Die beteiligten Arbeitsgruppen

Charles David am Biozentrum München: hier klicken

Thomas Bosch an der Universität Kiel: hier klicken

Thomas Holstein am Zoologischen Institut der Universität Heidelberg: hier klicken

Die Entschlüsselung des Hydra-Genoms ist ein wichtiger Schritt zum Verständnis des molekularen "Werkzeugkastens", der der Evolution von Tieren und Mensch zugrundeliegt. Die Biologen wollen eine grundlegende Frage des Lebens beantworten: Aus welchen Elementen besteht die Basisversion des tierischen Bauplans und wie haben sich daraus alle komplexeren Typen entwickelt? Aber auch konkretere biologische Phänomene könnten mit dem Genom von Hydra einmal weiter geklärt werden. So ist Hydra etwa gegen Krebs immun und beinahe unsterblich. Der unscheinbare Süßwasserpolyp, der in heimischen Teichen, Seen und Flüssen zu Hause ist, erzeugt nämlich laufend frische Stammzellen. Daraus können sich die Zellen für die verschiedenen Organe immer wieder nachbilden. Sterben beschädigte oder alte Zellen ab, werden sie ganz einfach durch neue ersetzt. Dieser regenerative Vorgang umfasst sogar Nervenzellen - dazu ist kein anderes Tier auf der Welt imstande.

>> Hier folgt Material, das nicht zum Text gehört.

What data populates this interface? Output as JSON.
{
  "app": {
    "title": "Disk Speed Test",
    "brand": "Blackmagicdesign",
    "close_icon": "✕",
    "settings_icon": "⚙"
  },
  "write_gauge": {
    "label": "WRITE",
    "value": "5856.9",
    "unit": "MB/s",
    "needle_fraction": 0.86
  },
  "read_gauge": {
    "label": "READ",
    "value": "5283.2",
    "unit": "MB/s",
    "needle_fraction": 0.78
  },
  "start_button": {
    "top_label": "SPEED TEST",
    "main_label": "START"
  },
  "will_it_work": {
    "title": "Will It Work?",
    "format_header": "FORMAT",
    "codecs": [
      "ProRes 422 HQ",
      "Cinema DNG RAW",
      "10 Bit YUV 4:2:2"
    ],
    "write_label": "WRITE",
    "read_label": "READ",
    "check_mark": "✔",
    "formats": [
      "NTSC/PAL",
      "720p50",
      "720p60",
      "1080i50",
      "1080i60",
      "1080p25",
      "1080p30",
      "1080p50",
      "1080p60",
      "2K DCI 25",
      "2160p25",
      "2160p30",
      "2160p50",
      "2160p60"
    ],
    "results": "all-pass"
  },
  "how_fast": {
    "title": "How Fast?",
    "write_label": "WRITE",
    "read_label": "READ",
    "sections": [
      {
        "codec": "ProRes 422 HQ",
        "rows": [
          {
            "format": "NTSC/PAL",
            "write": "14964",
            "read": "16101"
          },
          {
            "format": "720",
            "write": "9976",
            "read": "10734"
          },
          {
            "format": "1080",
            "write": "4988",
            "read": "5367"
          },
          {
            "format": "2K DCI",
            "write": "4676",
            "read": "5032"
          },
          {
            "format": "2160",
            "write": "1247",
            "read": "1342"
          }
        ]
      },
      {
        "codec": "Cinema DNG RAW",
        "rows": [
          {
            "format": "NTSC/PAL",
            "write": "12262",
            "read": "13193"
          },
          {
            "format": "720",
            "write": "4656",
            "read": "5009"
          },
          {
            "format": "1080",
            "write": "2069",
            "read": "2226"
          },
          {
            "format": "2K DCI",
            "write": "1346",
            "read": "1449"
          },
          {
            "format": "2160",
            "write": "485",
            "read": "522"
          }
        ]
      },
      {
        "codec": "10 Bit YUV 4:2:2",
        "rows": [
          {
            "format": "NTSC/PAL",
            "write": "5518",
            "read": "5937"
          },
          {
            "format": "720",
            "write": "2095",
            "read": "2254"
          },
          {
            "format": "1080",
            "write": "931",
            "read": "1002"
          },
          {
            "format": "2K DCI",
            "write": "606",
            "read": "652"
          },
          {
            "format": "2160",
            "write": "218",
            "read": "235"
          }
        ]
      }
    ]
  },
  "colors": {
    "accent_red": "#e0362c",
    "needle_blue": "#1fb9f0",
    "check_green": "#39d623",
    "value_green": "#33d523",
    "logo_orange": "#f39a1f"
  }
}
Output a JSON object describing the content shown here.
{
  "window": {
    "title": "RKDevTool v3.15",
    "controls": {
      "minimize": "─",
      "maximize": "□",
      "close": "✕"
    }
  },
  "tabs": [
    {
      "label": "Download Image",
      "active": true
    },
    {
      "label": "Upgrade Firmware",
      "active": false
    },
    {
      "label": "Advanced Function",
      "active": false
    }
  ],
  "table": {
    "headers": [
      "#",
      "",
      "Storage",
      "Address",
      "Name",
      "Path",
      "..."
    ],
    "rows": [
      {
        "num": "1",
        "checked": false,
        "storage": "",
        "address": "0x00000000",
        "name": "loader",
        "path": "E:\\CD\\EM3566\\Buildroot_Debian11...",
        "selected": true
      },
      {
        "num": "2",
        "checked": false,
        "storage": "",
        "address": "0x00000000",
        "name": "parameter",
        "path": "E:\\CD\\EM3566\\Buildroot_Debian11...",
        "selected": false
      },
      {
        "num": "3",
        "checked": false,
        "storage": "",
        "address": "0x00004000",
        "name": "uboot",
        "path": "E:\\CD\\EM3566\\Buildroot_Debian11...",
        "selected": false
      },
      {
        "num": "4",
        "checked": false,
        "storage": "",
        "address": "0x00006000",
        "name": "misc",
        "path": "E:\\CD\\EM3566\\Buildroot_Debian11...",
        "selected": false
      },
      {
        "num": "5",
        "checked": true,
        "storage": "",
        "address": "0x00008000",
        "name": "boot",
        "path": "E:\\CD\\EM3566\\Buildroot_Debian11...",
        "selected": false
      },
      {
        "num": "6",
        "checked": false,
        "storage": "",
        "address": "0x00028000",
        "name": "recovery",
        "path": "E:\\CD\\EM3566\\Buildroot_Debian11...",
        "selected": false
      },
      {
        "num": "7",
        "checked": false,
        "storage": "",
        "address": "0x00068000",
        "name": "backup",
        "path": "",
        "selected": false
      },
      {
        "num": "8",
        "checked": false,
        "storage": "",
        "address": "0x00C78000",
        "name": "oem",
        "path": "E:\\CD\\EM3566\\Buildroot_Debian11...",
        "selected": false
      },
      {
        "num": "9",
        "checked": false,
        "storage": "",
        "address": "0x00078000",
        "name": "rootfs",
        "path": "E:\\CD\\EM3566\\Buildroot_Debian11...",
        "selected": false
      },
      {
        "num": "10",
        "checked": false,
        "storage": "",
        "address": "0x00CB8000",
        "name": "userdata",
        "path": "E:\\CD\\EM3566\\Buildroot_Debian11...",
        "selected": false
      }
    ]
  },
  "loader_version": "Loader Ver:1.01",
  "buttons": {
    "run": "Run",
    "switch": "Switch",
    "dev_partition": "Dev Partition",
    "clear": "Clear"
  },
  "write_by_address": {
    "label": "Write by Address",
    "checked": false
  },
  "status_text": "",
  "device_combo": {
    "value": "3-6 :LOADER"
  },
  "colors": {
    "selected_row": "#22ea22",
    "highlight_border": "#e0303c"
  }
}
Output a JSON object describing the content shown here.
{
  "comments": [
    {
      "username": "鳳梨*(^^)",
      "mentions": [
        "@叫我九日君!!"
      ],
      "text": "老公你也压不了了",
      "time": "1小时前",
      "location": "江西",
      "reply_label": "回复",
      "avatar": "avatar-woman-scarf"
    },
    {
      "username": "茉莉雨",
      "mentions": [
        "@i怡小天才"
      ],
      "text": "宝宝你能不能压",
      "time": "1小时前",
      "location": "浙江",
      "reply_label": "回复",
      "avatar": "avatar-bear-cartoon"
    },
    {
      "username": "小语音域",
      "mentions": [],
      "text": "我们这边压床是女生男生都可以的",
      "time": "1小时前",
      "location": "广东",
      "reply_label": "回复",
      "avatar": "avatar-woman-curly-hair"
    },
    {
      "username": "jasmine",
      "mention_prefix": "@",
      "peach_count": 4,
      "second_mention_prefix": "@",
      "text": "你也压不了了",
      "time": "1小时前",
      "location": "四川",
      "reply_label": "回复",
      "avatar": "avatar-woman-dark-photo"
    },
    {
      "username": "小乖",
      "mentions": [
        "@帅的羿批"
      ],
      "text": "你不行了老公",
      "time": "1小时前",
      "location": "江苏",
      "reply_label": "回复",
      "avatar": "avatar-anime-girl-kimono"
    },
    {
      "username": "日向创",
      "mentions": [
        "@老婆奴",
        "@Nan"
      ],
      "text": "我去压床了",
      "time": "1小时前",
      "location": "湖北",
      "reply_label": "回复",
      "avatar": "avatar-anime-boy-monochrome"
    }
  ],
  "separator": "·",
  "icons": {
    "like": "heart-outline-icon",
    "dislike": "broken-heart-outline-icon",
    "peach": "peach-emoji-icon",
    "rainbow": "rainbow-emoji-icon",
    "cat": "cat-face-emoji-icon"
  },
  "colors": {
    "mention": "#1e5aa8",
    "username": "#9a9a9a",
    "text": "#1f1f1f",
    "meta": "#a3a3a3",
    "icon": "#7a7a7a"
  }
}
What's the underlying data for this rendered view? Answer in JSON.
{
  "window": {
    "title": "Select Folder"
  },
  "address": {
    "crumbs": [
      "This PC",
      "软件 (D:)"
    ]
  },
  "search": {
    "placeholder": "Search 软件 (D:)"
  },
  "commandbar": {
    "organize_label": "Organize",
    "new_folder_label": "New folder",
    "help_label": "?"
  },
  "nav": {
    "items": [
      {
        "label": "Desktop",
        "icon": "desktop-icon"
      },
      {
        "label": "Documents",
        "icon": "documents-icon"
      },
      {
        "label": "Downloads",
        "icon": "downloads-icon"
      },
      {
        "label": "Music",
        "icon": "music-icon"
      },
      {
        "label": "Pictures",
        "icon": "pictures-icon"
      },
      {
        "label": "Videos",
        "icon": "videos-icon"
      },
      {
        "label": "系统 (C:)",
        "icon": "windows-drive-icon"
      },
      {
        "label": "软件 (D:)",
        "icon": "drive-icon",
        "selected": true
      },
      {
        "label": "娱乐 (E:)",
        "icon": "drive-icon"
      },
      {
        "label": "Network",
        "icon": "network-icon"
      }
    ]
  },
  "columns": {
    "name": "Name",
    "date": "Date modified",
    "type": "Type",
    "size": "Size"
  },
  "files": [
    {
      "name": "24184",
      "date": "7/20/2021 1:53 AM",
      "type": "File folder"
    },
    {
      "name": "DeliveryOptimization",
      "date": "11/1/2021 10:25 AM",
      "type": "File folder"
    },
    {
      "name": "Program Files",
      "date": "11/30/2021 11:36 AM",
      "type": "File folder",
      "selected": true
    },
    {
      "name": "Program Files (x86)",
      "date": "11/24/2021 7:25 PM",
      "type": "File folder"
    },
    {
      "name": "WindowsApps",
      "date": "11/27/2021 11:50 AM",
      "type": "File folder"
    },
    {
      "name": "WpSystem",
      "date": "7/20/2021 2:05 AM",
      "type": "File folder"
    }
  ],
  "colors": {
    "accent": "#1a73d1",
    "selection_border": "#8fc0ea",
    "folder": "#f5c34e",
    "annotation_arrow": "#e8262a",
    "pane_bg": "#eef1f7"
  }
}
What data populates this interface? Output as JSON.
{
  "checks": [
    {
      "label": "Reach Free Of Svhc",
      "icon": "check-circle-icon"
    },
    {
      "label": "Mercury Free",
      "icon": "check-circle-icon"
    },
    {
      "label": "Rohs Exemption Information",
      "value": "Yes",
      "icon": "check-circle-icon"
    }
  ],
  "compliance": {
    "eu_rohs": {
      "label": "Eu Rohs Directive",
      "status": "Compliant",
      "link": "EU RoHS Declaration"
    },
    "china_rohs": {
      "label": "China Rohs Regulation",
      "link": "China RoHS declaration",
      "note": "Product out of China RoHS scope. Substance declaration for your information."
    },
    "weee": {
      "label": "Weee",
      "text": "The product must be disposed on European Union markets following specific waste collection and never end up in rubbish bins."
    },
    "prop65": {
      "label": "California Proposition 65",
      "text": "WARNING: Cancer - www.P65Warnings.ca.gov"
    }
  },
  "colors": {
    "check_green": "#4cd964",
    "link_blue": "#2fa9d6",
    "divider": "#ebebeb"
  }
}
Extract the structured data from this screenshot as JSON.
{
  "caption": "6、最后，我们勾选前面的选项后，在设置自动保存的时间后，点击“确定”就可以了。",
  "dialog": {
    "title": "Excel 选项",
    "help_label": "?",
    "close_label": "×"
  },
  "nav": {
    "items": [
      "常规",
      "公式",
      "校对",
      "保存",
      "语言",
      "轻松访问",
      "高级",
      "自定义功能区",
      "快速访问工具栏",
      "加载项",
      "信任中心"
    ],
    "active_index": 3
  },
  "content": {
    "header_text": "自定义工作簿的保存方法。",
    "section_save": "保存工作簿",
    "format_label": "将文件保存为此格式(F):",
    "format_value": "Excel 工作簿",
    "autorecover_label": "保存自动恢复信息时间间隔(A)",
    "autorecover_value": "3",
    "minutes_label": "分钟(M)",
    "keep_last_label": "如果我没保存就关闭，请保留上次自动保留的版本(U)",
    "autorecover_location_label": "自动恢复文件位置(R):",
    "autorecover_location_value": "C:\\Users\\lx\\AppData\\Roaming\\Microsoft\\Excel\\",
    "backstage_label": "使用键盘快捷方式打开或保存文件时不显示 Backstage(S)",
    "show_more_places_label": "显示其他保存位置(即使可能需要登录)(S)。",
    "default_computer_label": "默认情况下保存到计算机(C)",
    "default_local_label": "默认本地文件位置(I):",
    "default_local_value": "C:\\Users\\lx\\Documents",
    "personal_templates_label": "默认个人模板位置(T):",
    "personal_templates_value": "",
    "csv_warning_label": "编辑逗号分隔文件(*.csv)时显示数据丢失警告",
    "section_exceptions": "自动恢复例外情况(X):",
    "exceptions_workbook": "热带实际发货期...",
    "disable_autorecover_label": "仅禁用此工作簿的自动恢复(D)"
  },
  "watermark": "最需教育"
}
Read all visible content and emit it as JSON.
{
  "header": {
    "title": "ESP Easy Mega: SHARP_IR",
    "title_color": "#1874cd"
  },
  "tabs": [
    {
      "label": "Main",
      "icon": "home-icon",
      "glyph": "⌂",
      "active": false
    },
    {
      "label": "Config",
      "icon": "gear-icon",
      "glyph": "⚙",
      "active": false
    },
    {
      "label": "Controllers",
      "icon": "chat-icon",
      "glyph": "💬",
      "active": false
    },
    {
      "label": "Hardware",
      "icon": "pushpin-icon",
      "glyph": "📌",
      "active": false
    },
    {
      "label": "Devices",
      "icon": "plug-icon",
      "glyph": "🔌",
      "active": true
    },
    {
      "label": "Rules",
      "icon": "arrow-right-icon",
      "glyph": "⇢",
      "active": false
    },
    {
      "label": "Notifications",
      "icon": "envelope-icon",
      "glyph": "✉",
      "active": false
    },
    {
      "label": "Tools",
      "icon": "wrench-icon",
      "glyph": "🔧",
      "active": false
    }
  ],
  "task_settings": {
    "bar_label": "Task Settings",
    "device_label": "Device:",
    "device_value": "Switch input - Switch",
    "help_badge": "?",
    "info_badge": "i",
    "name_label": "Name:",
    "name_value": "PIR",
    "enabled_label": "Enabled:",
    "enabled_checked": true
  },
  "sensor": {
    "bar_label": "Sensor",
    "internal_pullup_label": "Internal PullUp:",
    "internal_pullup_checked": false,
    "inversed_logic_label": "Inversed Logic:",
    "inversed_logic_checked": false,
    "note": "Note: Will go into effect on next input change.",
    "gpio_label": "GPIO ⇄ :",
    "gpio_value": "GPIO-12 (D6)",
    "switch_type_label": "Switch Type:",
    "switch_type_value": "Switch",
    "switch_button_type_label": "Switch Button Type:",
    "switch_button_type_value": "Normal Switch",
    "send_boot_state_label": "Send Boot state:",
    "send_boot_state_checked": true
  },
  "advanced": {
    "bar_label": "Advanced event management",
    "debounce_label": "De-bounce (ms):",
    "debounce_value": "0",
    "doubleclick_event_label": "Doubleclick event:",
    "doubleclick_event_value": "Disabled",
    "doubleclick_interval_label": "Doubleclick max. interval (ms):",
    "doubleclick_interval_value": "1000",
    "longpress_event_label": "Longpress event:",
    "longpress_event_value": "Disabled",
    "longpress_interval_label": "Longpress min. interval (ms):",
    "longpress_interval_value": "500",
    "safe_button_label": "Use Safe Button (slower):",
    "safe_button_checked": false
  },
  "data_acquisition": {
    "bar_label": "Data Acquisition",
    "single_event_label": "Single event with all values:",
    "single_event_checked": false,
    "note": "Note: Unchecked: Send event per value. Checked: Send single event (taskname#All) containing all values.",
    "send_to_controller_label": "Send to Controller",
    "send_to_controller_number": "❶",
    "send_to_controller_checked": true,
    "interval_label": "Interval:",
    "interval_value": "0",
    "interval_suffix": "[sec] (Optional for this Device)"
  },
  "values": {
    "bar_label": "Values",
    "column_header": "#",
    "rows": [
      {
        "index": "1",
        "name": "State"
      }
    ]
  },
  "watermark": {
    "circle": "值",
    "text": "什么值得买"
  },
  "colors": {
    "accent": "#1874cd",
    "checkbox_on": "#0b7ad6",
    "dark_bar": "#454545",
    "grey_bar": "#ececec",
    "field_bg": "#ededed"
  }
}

Hydra wurde erstmals im Jahr 1702 von Antoni van Leeuwenhoek beschrieben. 1744 veröffentlichte der Genfer Naturforscher Abraham Trembley seine Beobachtungen über eine Serie von Experimenten mit dem Süßwasserpolypen. Sie zeigten zum ersten Mal die Fähigkeit, Organe und Gewebe zu regenerieren, sowie die Gewebetransplantation und die asexuelle Vermehrung eines Tieres. Seit dieser Zeit ist Hydra ein wichtiges Modellsystem, um Prozesse der Regeneration und Entwicklung zu studieren. Diese Untersuchungen haben zu grundlegenden Entdeckungen in der experimentellen Biologie geführt.